In 1901 he succeeded Robert Alexander Neil [q. v. Suppl. II] as university lecturer and lecturer to the Indian civil service board at Cambridge. In 1902 he became curator of Oriental literature in the university library. Next year, on the death of his old teacher, Prof. Cowell, he was elected professor of Sanskrit in the university, delivering on 24 Oct. his inaugural address on 'Some of the aims and methods of recent Indian research.' He was made honorary fellow of his college in 1905. Bendall, who combined a lifelong devotion to music with many other social gifts, died on 14 March 1906 at Liverpool after a long illness, and was buried at the Huntingdon Road cemetery, Cambridge. He married at Esher on 19 July 1898 a French lady, Georgette, daughter of Georges Joseph Ignace Jung, and widow of G. Mosse of Cowley Hall, Middlesex, but had no issue. She became a member of the Royal Asiatic Society in 1901, was author of 'Practical Lessons in Cookery for Small Households' (1905), and died on 24 Dec. 1910 at her sister's residence in Paris.

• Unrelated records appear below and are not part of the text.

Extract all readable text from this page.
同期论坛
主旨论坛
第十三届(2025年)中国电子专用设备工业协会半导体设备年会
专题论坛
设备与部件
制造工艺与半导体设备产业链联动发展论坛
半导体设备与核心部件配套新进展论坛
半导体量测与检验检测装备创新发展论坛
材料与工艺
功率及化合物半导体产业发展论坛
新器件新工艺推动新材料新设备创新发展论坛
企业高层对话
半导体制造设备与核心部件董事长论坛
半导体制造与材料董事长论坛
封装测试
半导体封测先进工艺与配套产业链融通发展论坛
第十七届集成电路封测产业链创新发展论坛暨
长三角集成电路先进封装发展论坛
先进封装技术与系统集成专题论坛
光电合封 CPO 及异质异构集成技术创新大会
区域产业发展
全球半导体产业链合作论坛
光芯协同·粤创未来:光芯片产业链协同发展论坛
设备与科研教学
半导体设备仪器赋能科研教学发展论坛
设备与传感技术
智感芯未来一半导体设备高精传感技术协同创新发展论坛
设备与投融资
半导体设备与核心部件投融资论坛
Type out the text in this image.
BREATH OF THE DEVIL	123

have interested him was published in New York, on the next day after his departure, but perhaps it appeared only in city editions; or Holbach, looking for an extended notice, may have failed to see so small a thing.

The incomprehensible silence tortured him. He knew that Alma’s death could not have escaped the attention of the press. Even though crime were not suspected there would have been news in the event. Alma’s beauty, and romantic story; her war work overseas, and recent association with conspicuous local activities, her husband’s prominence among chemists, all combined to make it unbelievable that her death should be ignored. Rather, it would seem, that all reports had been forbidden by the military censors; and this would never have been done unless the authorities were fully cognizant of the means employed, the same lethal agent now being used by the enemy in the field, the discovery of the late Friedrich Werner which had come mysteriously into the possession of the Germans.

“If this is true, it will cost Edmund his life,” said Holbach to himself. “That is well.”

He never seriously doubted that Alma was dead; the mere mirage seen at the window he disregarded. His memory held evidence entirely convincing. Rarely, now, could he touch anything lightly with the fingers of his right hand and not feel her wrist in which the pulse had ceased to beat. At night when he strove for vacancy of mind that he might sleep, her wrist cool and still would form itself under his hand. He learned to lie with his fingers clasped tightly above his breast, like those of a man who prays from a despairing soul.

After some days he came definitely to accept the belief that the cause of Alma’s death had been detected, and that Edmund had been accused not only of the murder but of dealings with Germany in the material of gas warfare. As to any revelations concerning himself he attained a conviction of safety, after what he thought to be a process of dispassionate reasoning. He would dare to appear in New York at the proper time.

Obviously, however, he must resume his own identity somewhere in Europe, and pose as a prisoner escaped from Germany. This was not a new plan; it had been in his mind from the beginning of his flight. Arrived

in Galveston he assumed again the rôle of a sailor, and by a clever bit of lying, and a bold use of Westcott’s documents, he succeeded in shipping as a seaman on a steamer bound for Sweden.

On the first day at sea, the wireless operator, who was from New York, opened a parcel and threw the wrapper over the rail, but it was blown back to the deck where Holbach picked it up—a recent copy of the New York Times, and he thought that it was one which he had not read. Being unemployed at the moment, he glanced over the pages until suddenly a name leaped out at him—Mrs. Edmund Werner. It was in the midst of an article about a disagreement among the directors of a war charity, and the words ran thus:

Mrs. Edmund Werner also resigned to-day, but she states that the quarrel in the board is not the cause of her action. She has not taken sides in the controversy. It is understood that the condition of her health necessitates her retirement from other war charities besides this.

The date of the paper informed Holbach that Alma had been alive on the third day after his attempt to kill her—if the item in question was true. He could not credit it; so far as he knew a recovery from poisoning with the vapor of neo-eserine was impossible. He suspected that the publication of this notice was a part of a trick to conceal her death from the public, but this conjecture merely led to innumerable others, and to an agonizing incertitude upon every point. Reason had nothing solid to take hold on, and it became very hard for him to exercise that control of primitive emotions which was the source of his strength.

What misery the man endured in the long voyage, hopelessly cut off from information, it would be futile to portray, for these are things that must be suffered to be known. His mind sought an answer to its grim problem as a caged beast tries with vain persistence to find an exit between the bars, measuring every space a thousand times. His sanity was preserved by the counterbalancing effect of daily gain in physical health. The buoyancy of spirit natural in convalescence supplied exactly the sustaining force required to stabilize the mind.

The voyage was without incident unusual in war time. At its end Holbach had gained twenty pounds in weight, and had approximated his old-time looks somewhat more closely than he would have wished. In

Bendall was a sound textual critic, an expert in Indian palaeography and epigraphy, and an inspiring teacher. The Tibetan language was within his range of knowledge. His most important published works dealt with the Sanskrit Buddhist literature of the Mahayana, which he made his special study. They were: 1. 'Qiksasamuccaya' (an important compendium of Buddhist doctrine), Sanskrit text with critical notes published in 'Bibliotheca Buddhica' by the Imperial Academy of Sciences at St. Petersburg, 1897-1902. Bendall, who had discovered the work in Nepal, was engaged with Dr. W. H. D. Rouse on its translation at his death. 2. 'Subhasita-samgraha,' text with notes, Louvain, 1903'. 3. (with Louis de la Vallee Poussin) 'Bodhisattvabhumi,' Louvain, 1905.

By his will he left his Oriental palm-leaf MSS. and printed books to Cambridge University (for description see Journal Royal Asiatic Soc. 1900, p. 345, and April 1907). His residuary estate after Mrs. Bendall's death was assigned to the foundation of a prize for Sanskrit at Caius College, a small sum being allotted to the formation there of an Oriental library for junior students (The Times, 18 June 1906). Part of his valuable musical collection was acquired by the Fitzwilliam Museum.

[The Times, 15 March 1906; will, 18 June 1906; Who's Who, 1906; Journal, Roy. Asiat. Soc. n.s. 1906, xx. 527 seq. (notice by Prof. E. J. Rapson); In Memoriam Cecil Bendall, by H. T. Francis (privately printed), 1906; Cambridge Review, 26 April 1906; private information.]